Tuesday, July 25, 2017

Dangerous Excursions

At a gathering of writers in my locale, I had a discussion with a fellow Historical Romance author who, when I mentioned the era of my soon to be released novel, said “You had better be on the right side of history if you’re writing about that period.”

If there is anything more censorial to be said to a writer than that, let me know.

After reading broadly and without bias about the American Civil War, I came to see that there are always two sides of an issue and making a dictatorial proclamation of “right” can only lead to more conflict.

While I have strong beliefs about the evil of slavery, I also know that this evil has existed through the millennia since human beings discovered they did not have to kill their enemies. And slavery exists today. We only have to watch the evening news to hear stories of human trafficking, in ways that are exactly as they were hundreds and thousands of years ago.

Slavery will continue to exist as long as human beings exploit one another for profit and excuse their actions with convenient interpretations of superstitions and prejudices that condone the exploitation of the “other,” the “enemy.” And, especially, the vulnerable and the desperate.

There is no civilization or culture in history that was not and is not guilty of this behavior, including African, Asian, Greek, Roman, Native American, Persian, Arabian, Judaic, et cetera, et cetera.

Therefore, as much as we would like otherwise, there is no “right” side of history.

Writers are particularly vulnerable to censorship, even those of us who shy away from controversial areas. We can either write in all honesty about our fellow humans, or we can take the safe route of “right” (accepted) side, thus contributing to further division and conflict.

In my forthcoming novel, I have chosen to see the good and evil on both sides of the conflict. After all, every conflict is based on the interaction of human beings and their institutions. Novels thrive on conflict.
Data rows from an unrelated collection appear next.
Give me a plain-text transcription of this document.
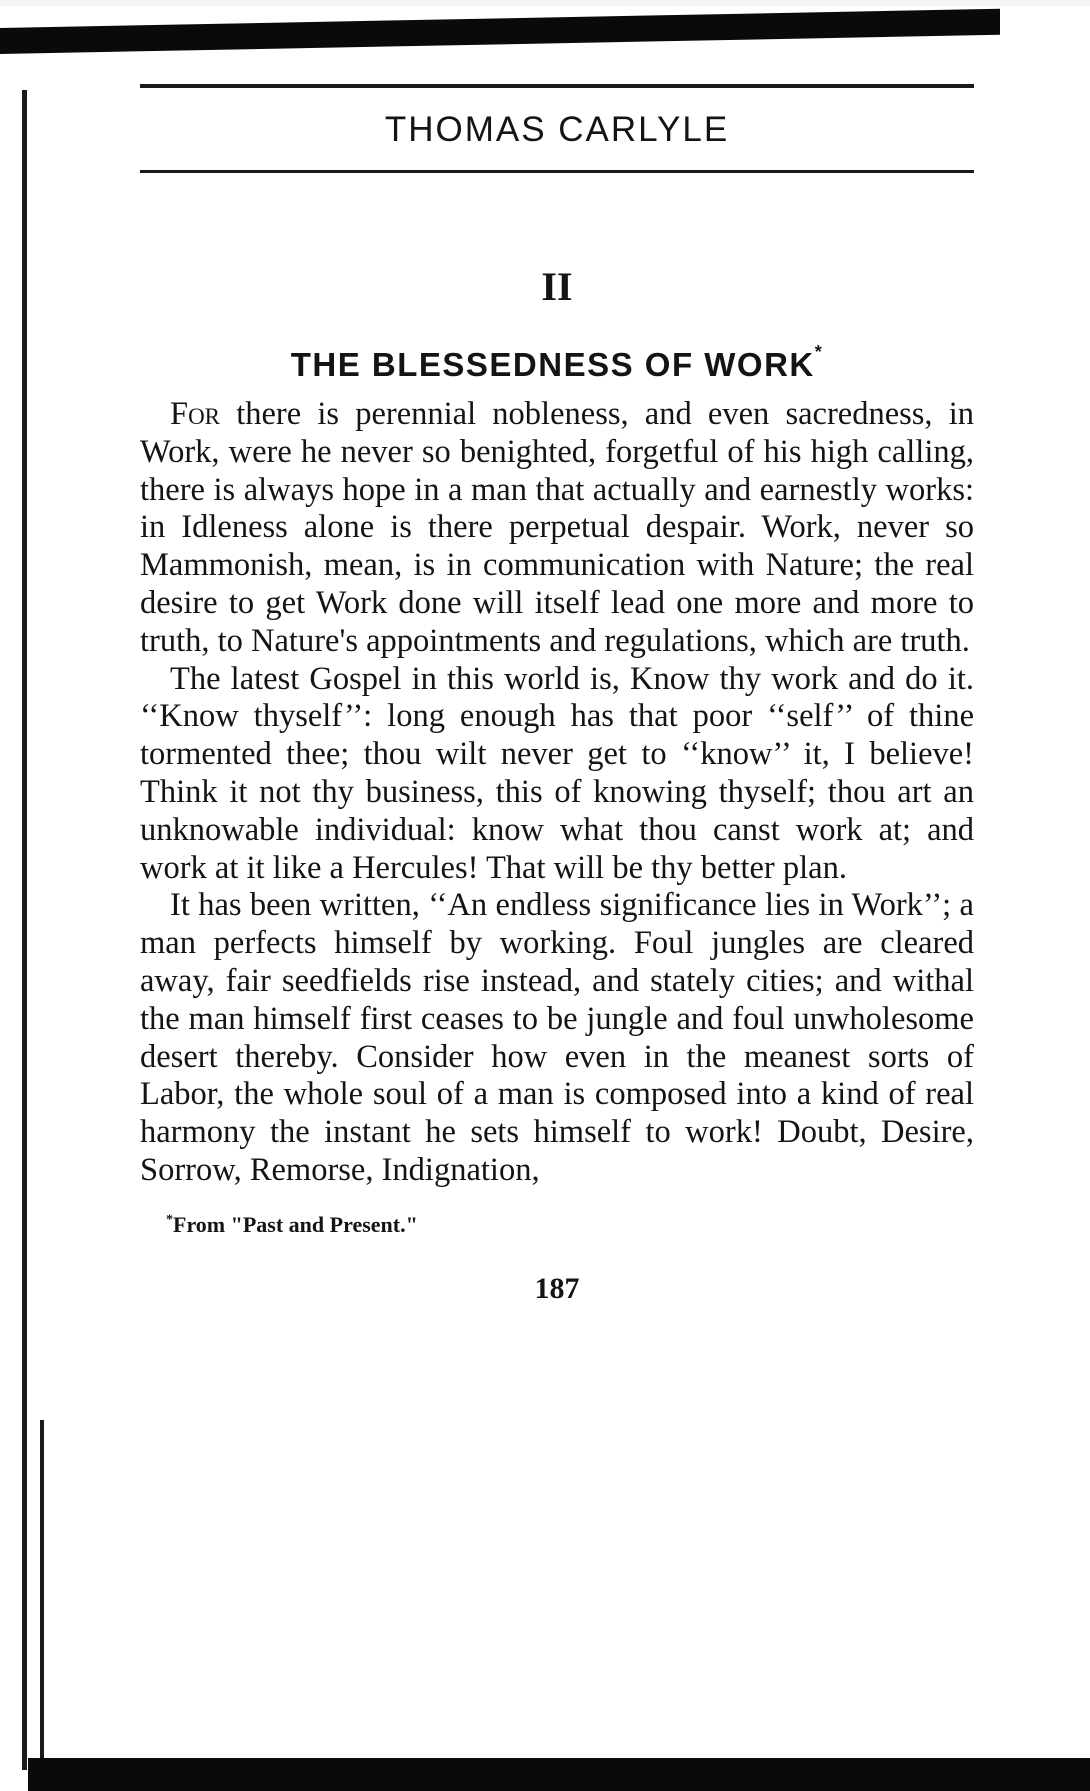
THOMAS CARLYLE
II
THE BLESSEDNESS OF WORK*

For there is perennial nobleness, and even sacredness, in Work, were he never so benighted, forgetful of his high calling, there is always hope in a man that actually and earnestly works: in Idleness alone is there perpetual despair. Work, never so Mammonish, mean, is in communication with Nature; the real desire to get Work done will itself lead one more and more to truth, to Nature's appointments and regulations, which are truth.

The latest Gospel in this world is, Know thy work and do it. ‘‘Know thyself’’: long enough has that poor ‘‘self’’ of thine tormented thee; thou wilt never get to ‘‘know’’ it, I believe! Think it not thy business, this of knowing thyself; thou art an unknowable individual: know what thou canst work at; and work at it like a Hercules! That will be thy better plan.

It has been written, ‘‘An endless significance lies in Work’’; a man perfects himself by working. Foul jungles are cleared away, fair seedfields rise instead, and stately cities; and withal the man himself first ceases to be jungle and foul unwholesome desert thereby. Consider how even in the meanest sorts of Labor, the whole soul of a man is composed into a kind of real harmony the instant he sets himself to work! Doubt, Desire, Sorrow, Remorse, Indignation,

*From "Past and Present."
187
I could have ignored one side of the conflict between the North and South, or whitewashed one side while tarring the other.

But then, how could I have written about the struggle of my hero and heroine to come to terms with how that monumental conflict affected their actions and ability to come to terms with one another?

To write about a period of time in human history, is to embrace the opportunity to examine our own prejudices and preconceptions. Not to engage in that exploration is to deny the ultimate human truth: none of us is perfect.